The budget lockdown must be lifted to enable the Union to meet its responsibilities and address the needs of European societies (against a backdrop of national budgetary constraint). Moreover, European funding synergies will not alleviate every need. Far from it. Negotiations on the future Multiannual Financial Framework must be reopened after the forthcoming elections. The question of own resources in particular must – at long last – be settled. The time has come to reduce the European budget’s reliance on national contributions, and on negotiations regarding the geographic return of these funds. In short, it’s time the European budget became a joint budget again, used to finance joint policies of high added value to Europe.
Since the 1980s, economic and social policies have been managed separately in Europe. Economic policy is handled at the European level, and social policy at the national level. This separation is no longer tenable. Instead of fostering cooperation and solidarity between Member States, which Jacques Delors called for consistently, it has prompted rivalry between European societies and their social models, which are in need of substantial modernisation. In addition to this social rivalry (coupled with the “fossilisation” of social protection), there is a lack of economic strategy at the European level, connected with the decline in its forecasting capability.
Admittedly, Europe is not currently designed to be a 21st-century welfare state. Transposing national models to Europe (to create a European welfare state) is a dangerous idea that is neither feasible nor necessarily appropriate. On the other hand, the European Union has a role to play in building shared public goods that would help European countries to get future ready. Again, long-term investment is a key factor in this. Human investment in education, training, professional transitions and mobility, etc. was glaringly omitted from the Juncker plan. Yet it is prerequisite to the seemingly inevitable restructuring process. Creating a single European labour market would require substantial investment to encourage and support mobility, but also to offset State spending on training for those pursuing their careers elsewhere in Europe.

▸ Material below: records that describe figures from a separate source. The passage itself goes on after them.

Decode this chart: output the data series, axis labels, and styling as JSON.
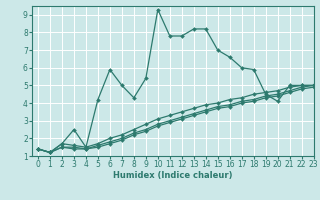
{
  "xlabel": "Humidex (Indice chaleur)",
  "ylabel": "",
  "background_color": "#cce8e8",
  "grid_color": "#ffffff",
  "line_color": "#2d7a6e",
  "xlim": [
    -0.5,
    23
  ],
  "ylim": [
    1,
    9.5
  ],
  "xticks": [
    0,
    1,
    2,
    3,
    4,
    5,
    6,
    7,
    8,
    9,
    10,
    11,
    12,
    13,
    14,
    15,
    16,
    17,
    18,
    19,
    20,
    21,
    22,
    23
  ],
  "yticks": [
    1,
    2,
    3,
    4,
    5,
    6,
    7,
    8,
    9
  ],
  "lines": [
    {
      "x": [
        0,
        1,
        2,
        3,
        4,
        5,
        6,
        7,
        8,
        9,
        10,
        11,
        12,
        13,
        14,
        15,
        16,
        17,
        18,
        19,
        20,
        21,
        22,
        23
      ],
      "y": [
        1.4,
        1.2,
        1.7,
        2.5,
        1.5,
        4.2,
        5.9,
        5.0,
        4.3,
        5.4,
        9.3,
        7.8,
        7.8,
        8.2,
        8.2,
        7.0,
        6.6,
        6.0,
        5.9,
        4.5,
        4.1,
        5.0,
        5.0,
        5.0
      ]
    },
    {
      "x": [
        0,
        1,
        2,
        3,
        4,
        5,
        6,
        7,
        8,
        9,
        10,
        11,
        12,
        13,
        14,
        15,
        16,
        17,
        18,
        19,
        20,
        21,
        22,
        23
      ],
      "y": [
        1.4,
        1.2,
        1.7,
        1.6,
        1.5,
        1.7,
        2.0,
        2.2,
        2.5,
        2.8,
        3.1,
        3.3,
        3.5,
        3.7,
        3.9,
        4.0,
        4.2,
        4.3,
        4.5,
        4.6,
        4.7,
        4.9,
        5.0,
        5.0
      ]
    },
    {
      "x": [
        0,
        1,
        2,
        3,
        4,
        5,
        6,
        7,
        8,
        9,
        10,
        11,
        12,
        13,
        14,
        15,
        16,
        17,
        18,
        19,
        20,
        21,
        22,
        23
      ],
      "y": [
        1.4,
        1.2,
        1.5,
        1.5,
        1.4,
        1.6,
        1.8,
        2.0,
        2.3,
        2.5,
        2.8,
        3.0,
        3.2,
        3.4,
        3.6,
        3.8,
        3.9,
        4.1,
        4.2,
        4.4,
        4.5,
        4.7,
        4.9,
        5.0
      ]
    },
    {
      "x": [
        0,
        1,
        2,
        3,
        4,
        5,
        6,
        7,
        8,
        9,
        10,
        11,
        12,
        13,
        14,
        15,
        16,
        17,
        18,
        19,
        20,
        21,
        22,
        23
      ],
      "y": [
        1.4,
        1.2,
        1.5,
        1.4,
        1.4,
        1.5,
        1.7,
        1.9,
        2.2,
        2.4,
        2.7,
        2.9,
        3.1,
        3.3,
        3.5,
        3.7,
        3.8,
        4.0,
        4.1,
        4.3,
        4.4,
        4.6,
        4.8,
        4.9
      ]
    }
  ],
  "marker": "D",
  "markersize": 2.0,
  "linewidth": 0.9,
  "tick_fontsize": 5.5,
  "xlabel_fontsize": 6.0
}
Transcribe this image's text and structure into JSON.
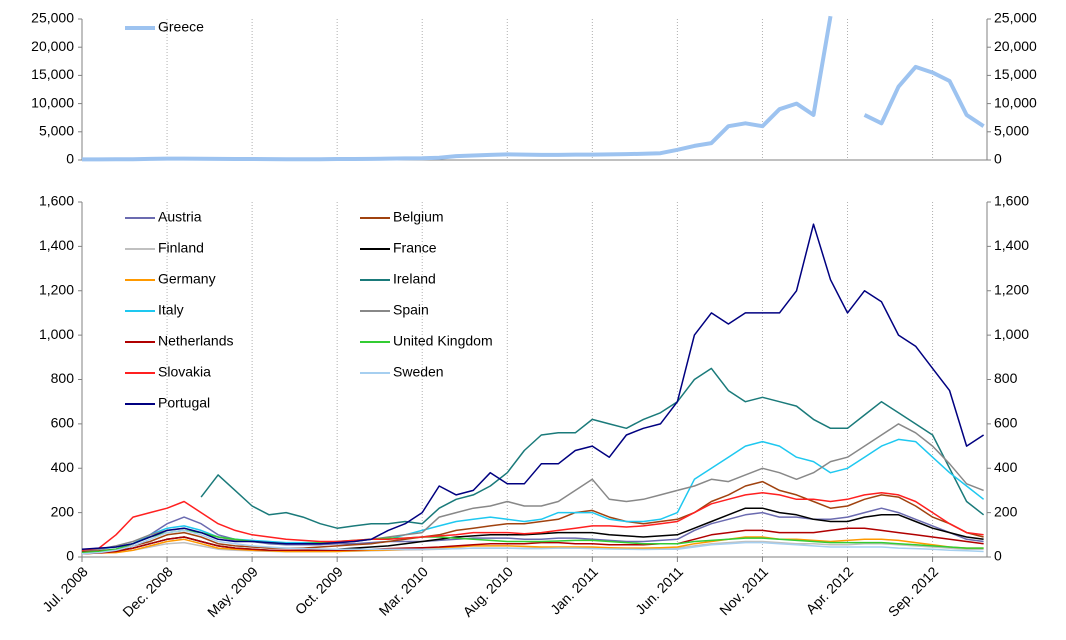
{
  "chart_data": [
    {
      "type": "line",
      "ylim": [
        0,
        25000
      ],
      "yticks": [
        0,
        {
          "value": 5000,
          "label": "5,000"
        },
        {
          "value": 10000,
          "label": "10,000"
        },
        {
          "value": 15000,
          "label": "15,000"
        },
        {
          "value": 20000,
          "label": "20,000"
        },
        {
          "value": 25000,
          "label": "25,000"
        }
      ],
      "series": [
        {
          "name": "Greece",
          "color": "#9dc3f0",
          "values": [
            100,
            110,
            120,
            150,
            200,
            250,
            250,
            220,
            200,
            180,
            170,
            160,
            150,
            140,
            150,
            170,
            180,
            200,
            250,
            280,
            300,
            400,
            700,
            800,
            900,
            1000,
            950,
            900,
            900,
            950,
            950,
            1000,
            1050,
            1100,
            1200,
            1800,
            2500,
            3000,
            6000,
            6500,
            6000,
            9000,
            10000,
            8000,
            25500,
            null,
            8000,
            6500,
            13000,
            16500,
            15500,
            14000,
            8000,
            6000
          ]
        }
      ]
    },
    {
      "type": "line",
      "ylim": [
        0,
        1600
      ],
      "yticks": [
        0,
        200,
        400,
        600,
        800,
        {
          "value": 1000,
          "label": "1,000"
        },
        {
          "value": 1200,
          "label": "1,200"
        },
        {
          "value": 1400,
          "label": "1,400"
        },
        {
          "value": 1600,
          "label": "1,600"
        }
      ],
      "categories": [
        "Jul. 2008",
        null,
        null,
        null,
        null,
        "Dec. 2008",
        null,
        null,
        null,
        null,
        "May. 2009",
        null,
        null,
        null,
        null,
        "Oct. 2009",
        null,
        null,
        null,
        null,
        "Mar. 2010",
        null,
        null,
        null,
        null,
        "Aug. 2010",
        null,
        null,
        null,
        null,
        "Jan. 2011",
        null,
        null,
        null,
        null,
        "Jun. 2011",
        null,
        null,
        null,
        null,
        "Nov. 2011",
        null,
        null,
        null,
        null,
        "Apr. 2012",
        null,
        null,
        null,
        null,
        "Sep. 2012",
        null,
        null,
        null
      ],
      "series": [
        {
          "name": "Austria",
          "color": "#6b6bb0",
          "values": [
            20,
            25,
            35,
            60,
            100,
            150,
            180,
            150,
            100,
            80,
            70,
            60,
            55,
            55,
            55,
            60,
            60,
            65,
            70,
            70,
            70,
            75,
            80,
            85,
            85,
            85,
            80,
            80,
            85,
            85,
            80,
            75,
            70,
            70,
            75,
            80,
            120,
            150,
            170,
            190,
            200,
            180,
            180,
            170,
            170,
            180,
            200,
            220,
            200,
            170,
            140,
            110,
            80,
            70
          ]
        },
        {
          "name": "Belgium",
          "color": "#a0420f",
          "values": [
            25,
            28,
            35,
            50,
            70,
            100,
            110,
            90,
            60,
            50,
            45,
            40,
            40,
            40,
            45,
            50,
            55,
            60,
            70,
            80,
            90,
            100,
            120,
            130,
            140,
            150,
            150,
            160,
            170,
            200,
            210,
            180,
            160,
            150,
            160,
            170,
            200,
            250,
            280,
            320,
            340,
            300,
            280,
            250,
            220,
            230,
            260,
            280,
            270,
            230,
            180,
            150,
            110,
            90
          ]
        },
        {
          "name": "Finland",
          "color": "#c0c0c0",
          "values": [
            15,
            18,
            22,
            30,
            45,
            60,
            65,
            50,
            35,
            30,
            28,
            26,
            24,
            24,
            24,
            25,
            26,
            28,
            30,
            32,
            33,
            35,
            38,
            40,
            40,
            40,
            40,
            40,
            40,
            40,
            40,
            38,
            36,
            36,
            38,
            40,
            50,
            60,
            65,
            70,
            70,
            65,
            60,
            60,
            55,
            55,
            60,
            60,
            55,
            50,
            45,
            40,
            35,
            35
          ]
        },
        {
          "name": "France",
          "color": "#000000",
          "values": [
            20,
            22,
            28,
            40,
            60,
            80,
            90,
            70,
            50,
            40,
            35,
            30,
            30,
            30,
            30,
            35,
            40,
            45,
            50,
            60,
            70,
            80,
            90,
            95,
            100,
            100,
            100,
            105,
            110,
            110,
            110,
            100,
            95,
            90,
            95,
            100,
            130,
            160,
            190,
            220,
            220,
            200,
            190,
            170,
            160,
            160,
            180,
            190,
            190,
            160,
            130,
            110,
            90,
            80
          ]
        },
        {
          "name": "Germany",
          "color": "#ff9900",
          "values": [
            15,
            18,
            20,
            30,
            50,
            70,
            80,
            60,
            40,
            35,
            30,
            28,
            25,
            25,
            25,
            25,
            28,
            30,
            32,
            35,
            35,
            40,
            45,
            50,
            50,
            50,
            48,
            45,
            45,
            45,
            45,
            42,
            40,
            40,
            42,
            45,
            60,
            70,
            80,
            90,
            90,
            80,
            80,
            75,
            70,
            75,
            80,
            80,
            75,
            65,
            55,
            45,
            40,
            40
          ]
        },
        {
          "name": "Ireland",
          "color": "#1a7a7a",
          "values": [
            null,
            null,
            null,
            null,
            null,
            null,
            null,
            270,
            370,
            300,
            230,
            190,
            200,
            180,
            150,
            130,
            140,
            150,
            150,
            160,
            150,
            220,
            260,
            280,
            320,
            380,
            480,
            550,
            560,
            560,
            620,
            600,
            580,
            620,
            650,
            700,
            800,
            850,
            750,
            700,
            720,
            700,
            680,
            620,
            580,
            580,
            640,
            700,
            650,
            600,
            550,
            400,
            250,
            190
          ]
        },
        {
          "name": "Italy",
          "color": "#1ec8f0",
          "values": [
            30,
            35,
            45,
            60,
            100,
            130,
            140,
            120,
            90,
            80,
            75,
            70,
            65,
            65,
            65,
            70,
            70,
            80,
            80,
            100,
            120,
            140,
            160,
            170,
            180,
            170,
            160,
            170,
            200,
            200,
            200,
            170,
            160,
            160,
            170,
            200,
            350,
            400,
            450,
            500,
            520,
            500,
            450,
            430,
            380,
            400,
            450,
            500,
            530,
            520,
            450,
            380,
            320,
            260
          ]
        },
        {
          "name": "Spain",
          "color": "#888888",
          "values": [
            30,
            35,
            50,
            70,
            100,
            120,
            130,
            110,
            90,
            75,
            70,
            65,
            60,
            60,
            60,
            65,
            70,
            80,
            90,
            100,
            110,
            180,
            200,
            220,
            230,
            250,
            230,
            230,
            250,
            300,
            350,
            260,
            250,
            260,
            280,
            300,
            320,
            350,
            340,
            370,
            400,
            380,
            350,
            380,
            430,
            450,
            500,
            550,
            600,
            560,
            500,
            420,
            330,
            300
          ]
        },
        {
          "name": "Netherlands",
          "color": "#b00000",
          "values": [
            15,
            18,
            25,
            40,
            60,
            80,
            90,
            70,
            50,
            40,
            35,
            30,
            30,
            30,
            30,
            30,
            32,
            35,
            38,
            40,
            42,
            45,
            50,
            55,
            60,
            60,
            60,
            65,
            65,
            60,
            60,
            55,
            55,
            55,
            60,
            60,
            80,
            100,
            110,
            120,
            120,
            110,
            110,
            110,
            120,
            130,
            130,
            120,
            110,
            100,
            90,
            80,
            70,
            60
          ]
        },
        {
          "name": "United Kingdom",
          "color": "#33cc33",
          "values": [
            20,
            25,
            35,
            60,
            90,
            110,
            120,
            110,
            90,
            80,
            70,
            65,
            60,
            60,
            65,
            70,
            75,
            80,
            85,
            85,
            90,
            90,
            85,
            80,
            75,
            70,
            70,
            70,
            72,
            75,
            75,
            70,
            65,
            60,
            60,
            60,
            70,
            75,
            80,
            85,
            85,
            80,
            75,
            70,
            65,
            65,
            65,
            65,
            60,
            55,
            50,
            45,
            40,
            40
          ]
        },
        {
          "name": "Slovakia",
          "color": "#ff2020",
          "values": [
            30,
            40,
            100,
            180,
            200,
            220,
            250,
            200,
            150,
            120,
            100,
            90,
            80,
            75,
            70,
            70,
            75,
            80,
            80,
            85,
            90,
            95,
            100,
            110,
            110,
            110,
            105,
            110,
            120,
            130,
            140,
            140,
            135,
            140,
            150,
            160,
            200,
            240,
            260,
            280,
            290,
            280,
            260,
            260,
            250,
            260,
            280,
            290,
            280,
            250,
            200,
            150,
            110,
            100
          ]
        },
        {
          "name": "Sweden",
          "color": "#a6cff0",
          "values": [
            15,
            20,
            30,
            50,
            80,
            110,
            120,
            100,
            70,
            60,
            50,
            45,
            40,
            38,
            36,
            35,
            35,
            35,
            35,
            35,
            35,
            36,
            38,
            40,
            40,
            40,
            38,
            38,
            40,
            40,
            38,
            36,
            35,
            34,
            35,
            35,
            45,
            55,
            60,
            65,
            65,
            60,
            55,
            50,
            45,
            45,
            45,
            45,
            40,
            38,
            35,
            30,
            28,
            25
          ]
        },
        {
          "name": "Portugal",
          "color": "#000080",
          "values": [
            35,
            40,
            45,
            60,
            90,
            120,
            130,
            110,
            80,
            70,
            70,
            65,
            60,
            60,
            60,
            65,
            70,
            80,
            120,
            150,
            200,
            320,
            280,
            300,
            380,
            330,
            330,
            420,
            420,
            480,
            500,
            450,
            550,
            580,
            600,
            700,
            1000,
            1100,
            1050,
            1100,
            1100,
            1100,
            1200,
            1500,
            1250,
            1100,
            1200,
            1150,
            1000,
            950,
            850,
            750,
            500,
            550
          ]
        }
      ]
    }
  ]
}
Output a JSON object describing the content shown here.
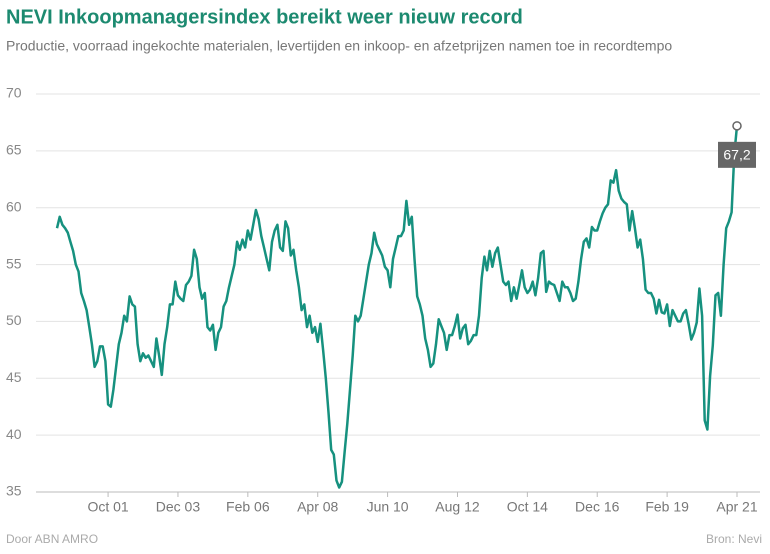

However, the separation between economic and social policies is more broadly rooted in the financialisation of the economy, and is undermining business models. Expansion of the Anglo-Saxon capitalism model and the so-called Chicago school of economic thought – under which businesses belong to their shareholders and short-term Value at Risk (VaR) prevails – has come at the expense of inconsistent Western European models. France, which is gradually moving towards the Anglo-Saxon model, is one of the best examples of this. The various events affecting European economies (resource depletion, population ageing, renewed financialisation of the economy, growing inequality, national self-interest, etc.) are entrenching this trend. We therefore need to develop a European model of capitalism, which provides for the sharing of income and responsibilities between different stakeholders, long-term forecasting, reduced inequality, etc. The idea being to create an environment that is conducive to this type of capitalism, and to long-term forecasting. The plans for a capital markets and investment union are fundamental to the creation of this development model. Again, much remains to be done to ensure that the substantial savings of Europe’s citizens are directed to where they are needed most.